Examples of national labs that are already playing a key role in supporting SAF scale-up include:

• National Renewable Energy Laboratory (NREL): NREL is working on the development of new SAF production technologies, including algae-based and agricultural residue-based pathways.

• Pacific Northwest National Laboratory (PNNL): PNNL is working on the development of new SAF production technologies, including thermochemical-based pathways.
  Sandia National Laboratories (SNL): Sandia is working on the development of new SAF production technologies, including bio-based and electrochemical pathways.

• Lawrence Berkeley National Laboratory (LBNL): LBNL is working on the development of new SAF production technologies, including microbial-based and enzymatic pathways.

How is JBEI addressing cost, emissions, and sustainability simultaneously in SAF research? 

We take an integrated approach that uses techno-economic analysis to assess our progress against our five-year research objectives. This keeps us aligned to the critical S&T obstacles that must be addressed in order to ensure SAFs are affordable and scalable.

What are your biggest questions, or perceived challenges, in scaling up the production of synthetic fuels, including SAF, in the USA? 
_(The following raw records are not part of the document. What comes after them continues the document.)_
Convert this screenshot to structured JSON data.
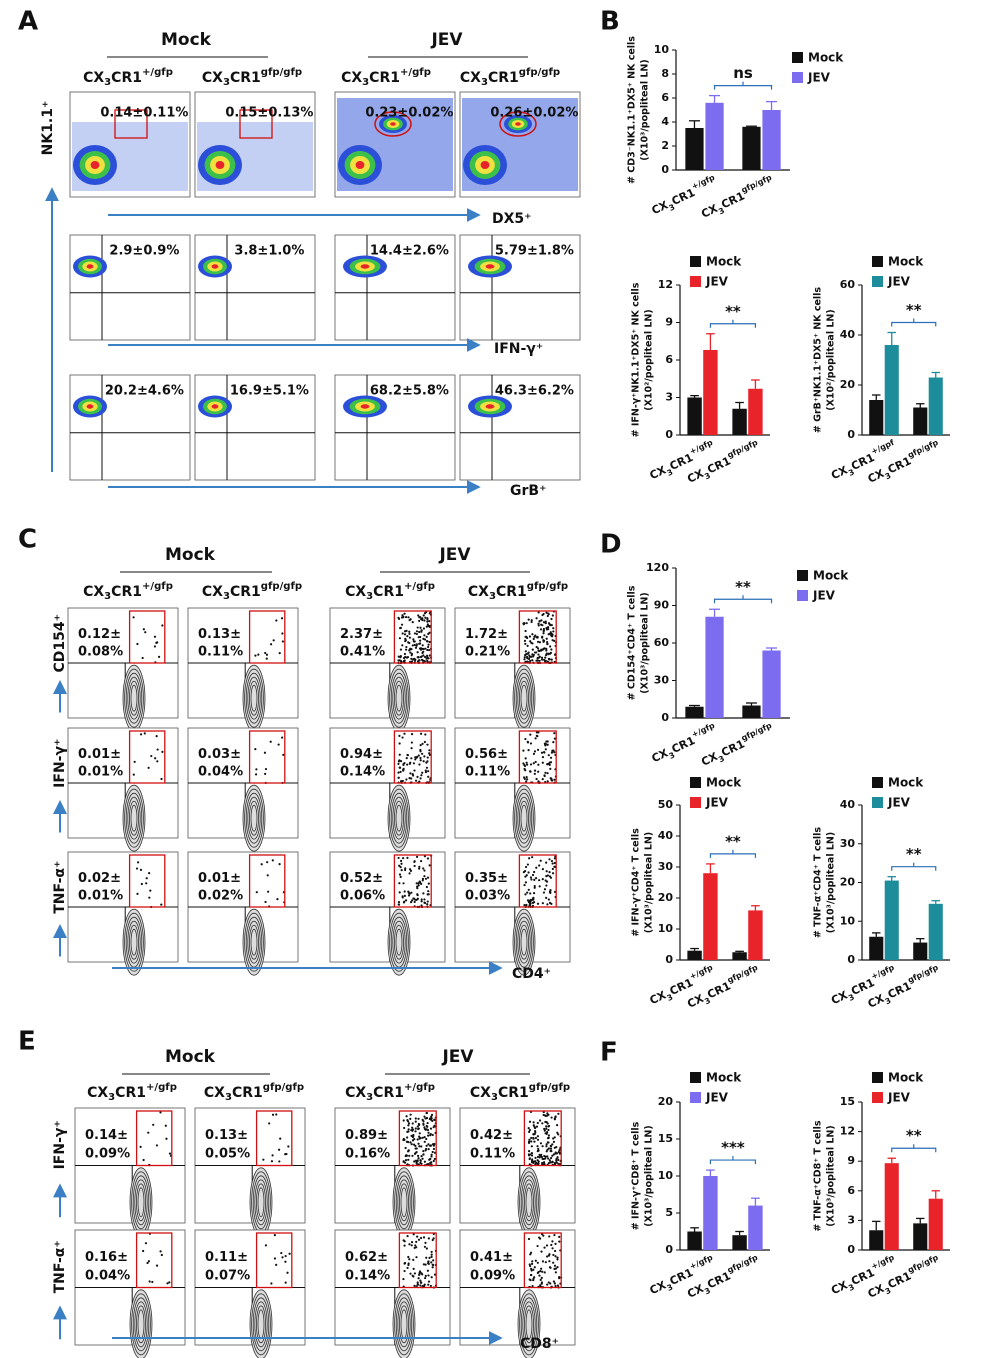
{
  "figure": {
    "panel_a": {
      "label": "A",
      "groups": [
        "Mock",
        "JEV"
      ],
      "genotypes": [
        "CX3CR1+/gfp",
        "CX3CR1gfp/gfp",
        "CX3CR1+/gfp",
        "CX3CR1gfp/gfp"
      ],
      "y_axis": "NK1.1⁺",
      "x_axes": [
        "DX5⁺",
        "IFN-γ⁺",
        "GrB⁺"
      ],
      "rows": [
        [
          "0.14±0.11%",
          "0.15±0.13%",
          "0.23±0.02%",
          "0.26±0.02%"
        ],
        [
          "2.9±0.9%",
          "3.8±1.0%",
          "14.4±2.6%",
          "5.79±1.8%"
        ],
        [
          "20.2±4.6%",
          "16.9±5.1%",
          "68.2±5.8%",
          "46.3±6.2%"
        ]
      ]
    },
    "panel_c": {
      "label": "C",
      "groups": [
        "Mock",
        "JEV"
      ],
      "genotypes": [
        "CX3CR1+/gfp",
        "CX3CR1gfp/gfp",
        "CX3CR1+/gfp",
        "CX3CR1gfp/gfp"
      ],
      "y_axes": [
        "CD154⁺",
        "IFN-γ⁺",
        "TNF-α⁺"
      ],
      "x_axis": "CD4⁺",
      "rows": [
        [
          [
            "0.12±",
            "0.08%"
          ],
          [
            "0.13±",
            "0.11%"
          ],
          [
            "2.37±",
            "0.41%"
          ],
          [
            "1.72±",
            "0.21%"
          ]
        ],
        [
          [
            "0.01±",
            "0.01%"
          ],
          [
            "0.03±",
            "0.04%"
          ],
          [
            "0.94±",
            "0.14%"
          ],
          [
            "0.56±",
            "0.11%"
          ]
        ],
        [
          [
            "0.02±",
            "0.01%"
          ],
          [
            "0.01±",
            "0.02%"
          ],
          [
            "0.52±",
            "0.06%"
          ],
          [
            "0.35±",
            "0.03%"
          ]
        ]
      ]
    },
    "panel_e": {
      "label": "E",
      "groups": [
        "Mock",
        "JEV"
      ],
      "genotypes": [
        "CX3CR1+/gfp",
        "CX3CR1gfp/gfp",
        "CX3CR1+/gfp",
        "CX3CR1gfp/gfp"
      ],
      "y_axes": [
        "IFN-γ⁺",
        "TNF-α⁺"
      ],
      "x_axis": "CD8⁺",
      "rows": [
        [
          [
            "0.14±",
            "0.09%"
          ],
          [
            "0.13±",
            "0.05%"
          ],
          [
            "0.89±",
            "0.16%"
          ],
          [
            "0.42±",
            "0.11%"
          ]
        ],
        [
          [
            "0.16±",
            "0.04%"
          ],
          [
            "0.11±",
            "0.07%"
          ],
          [
            "0.62±",
            "0.14%"
          ],
          [
            "0.41±",
            "0.09%"
          ]
        ]
      ]
    },
    "panel_labels": {
      "b": "B",
      "d": "D",
      "f": "F"
    }
  },
  "chart_data": [
    {
      "type": "bar",
      "ylabel": [
        "# CD3⁻NK1.1⁺DX5⁺ NK cells",
        "(X10³/popliteal LN)"
      ],
      "categories": [
        "CX3CR1+/gfp",
        "CX3CR1gfp/gfp"
      ],
      "series": [
        {
          "name": "Mock",
          "color": "#111111",
          "values": [
            3.5,
            3.6
          ],
          "errors": [
            0.6,
            0.05
          ]
        },
        {
          "name": "JEV",
          "color": "#7b6cf0",
          "values": [
            5.6,
            5.0
          ],
          "errors": [
            0.6,
            0.7
          ]
        }
      ],
      "ylim": [
        0,
        10
      ],
      "yticks": [
        0,
        2,
        4,
        6,
        8,
        10
      ],
      "annotation": "ns"
    },
    {
      "type": "bar",
      "ylabel": [
        "# IFN-γ⁺NK1.1⁺DX5⁺ NK cells",
        "(X10²/popliteal LN)"
      ],
      "categories": [
        "CX3CR1+/gfp",
        "CX3CR1gfp/gfp"
      ],
      "series": [
        {
          "name": "Mock",
          "color": "#111111",
          "values": [
            3.0,
            2.1
          ],
          "errors": [
            0.15,
            0.5
          ]
        },
        {
          "name": "JEV",
          "color": "#e8232a",
          "values": [
            6.8,
            3.7
          ],
          "errors": [
            1.3,
            0.7
          ]
        }
      ],
      "ylim": [
        0,
        12
      ],
      "yticks": [
        0,
        3,
        6,
        9,
        12
      ],
      "annotation": "**"
    },
    {
      "type": "bar",
      "ylabel": [
        "# GrB⁺NK1.1⁺DX5⁺ NK cells",
        "(X10²/popliteal LN)"
      ],
      "categories": [
        "CX3CR1+/gpf",
        "CX3CR1gfp/gfp"
      ],
      "series": [
        {
          "name": "Mock",
          "color": "#111111",
          "values": [
            14,
            11
          ],
          "errors": [
            2,
            1.5
          ]
        },
        {
          "name": "JEV",
          "color": "#1d8c9b",
          "values": [
            36,
            23
          ],
          "errors": [
            5,
            2
          ]
        }
      ],
      "ylim": [
        0,
        60
      ],
      "yticks": [
        0,
        20,
        40,
        60
      ],
      "annotation": "**"
    },
    {
      "type": "bar",
      "ylabel": [
        "# CD154⁺CD4⁺ T cells",
        "(X10³/popliteal LN)"
      ],
      "categories": [
        "CX3CR1+/gfp",
        "CX3CR1gfp/gfp"
      ],
      "series": [
        {
          "name": "Mock",
          "color": "#111111",
          "values": [
            9,
            10
          ],
          "errors": [
            1,
            2
          ]
        },
        {
          "name": "JEV",
          "color": "#7b6cf0",
          "values": [
            81,
            54
          ],
          "errors": [
            6,
            2
          ]
        }
      ],
      "ylim": [
        0,
        120
      ],
      "yticks": [
        0,
        30,
        60,
        90,
        120
      ],
      "annotation": "**"
    },
    {
      "type": "bar",
      "ylabel": [
        "# IFN-γ⁺CD4⁺ T cells",
        "(X10³/popliteal LN)"
      ],
      "categories": [
        "CX3CR1+/gfp",
        "CX3CR1gfp/gfp"
      ],
      "series": [
        {
          "name": "Mock",
          "color": "#111111",
          "values": [
            3,
            2.5
          ],
          "errors": [
            0.7,
            0.3
          ]
        },
        {
          "name": "JEV",
          "color": "#e8232a",
          "values": [
            28,
            16
          ],
          "errors": [
            3,
            1.5
          ]
        }
      ],
      "ylim": [
        0,
        50
      ],
      "yticks": [
        0,
        10,
        20,
        30,
        40,
        50
      ],
      "annotation": "**"
    },
    {
      "type": "bar",
      "ylabel": [
        "# TNF-α⁺CD4⁺ T cells",
        "(X10³/popliteal LN)"
      ],
      "categories": [
        "CX3CR1+/gfp",
        "CX3CR1gfp/gfp"
      ],
      "series": [
        {
          "name": "Mock",
          "color": "#111111",
          "values": [
            6,
            4.5
          ],
          "errors": [
            1,
            1
          ]
        },
        {
          "name": "JEV",
          "color": "#1d8c9b",
          "values": [
            20.5,
            14.5
          ],
          "errors": [
            1,
            0.8
          ]
        }
      ],
      "ylim": [
        0,
        40
      ],
      "yticks": [
        0,
        10,
        20,
        30,
        40
      ],
      "annotation": "**"
    },
    {
      "type": "bar",
      "ylabel": [
        "# IFN-γ⁺CD8⁺ T cells",
        "(X10³/popliteal LN)"
      ],
      "categories": [
        "CX3CR1+/gfp",
        "CX3CR1gfp/gfp"
      ],
      "series": [
        {
          "name": "Mock",
          "color": "#111111",
          "values": [
            2.5,
            2
          ],
          "errors": [
            0.5,
            0.5
          ]
        },
        {
          "name": "JEV",
          "color": "#7b6cf0",
          "values": [
            10,
            6
          ],
          "errors": [
            0.8,
            1
          ]
        }
      ],
      "ylim": [
        0,
        20
      ],
      "yticks": [
        0,
        5,
        10,
        15,
        20
      ],
      "annotation": "***"
    },
    {
      "type": "bar",
      "ylabel": [
        "# TNF-α⁺CD8⁺ T cells",
        "(X10³/popliteal LN)"
      ],
      "categories": [
        "CX3CR1+/gfp",
        "CX3CR1gfp/gfp"
      ],
      "series": [
        {
          "name": "Mock",
          "color": "#111111",
          "values": [
            2,
            2.7
          ],
          "errors": [
            0.9,
            0.5
          ]
        },
        {
          "name": "JEV",
          "color": "#e8232a",
          "values": [
            8.8,
            5.2
          ],
          "errors": [
            0.5,
            0.8
          ]
        }
      ],
      "ylim": [
        0,
        15
      ],
      "yticks": [
        0,
        3,
        6,
        9,
        12,
        15
      ],
      "annotation": "**"
    }
  ]
}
To me, the biggest questions and perceived challenges in scaling up the production of SAFs include feedstock availability and affordability, scalability and cost reduction, technological maturity and reliability, regulatory framework and policy support, infrastructure and logistics, financing, and industry adoption. Addressing these challenges will require a coordinated effort from industry stakeholders, governments, and research institutions to develop and deploy SAFs at scale.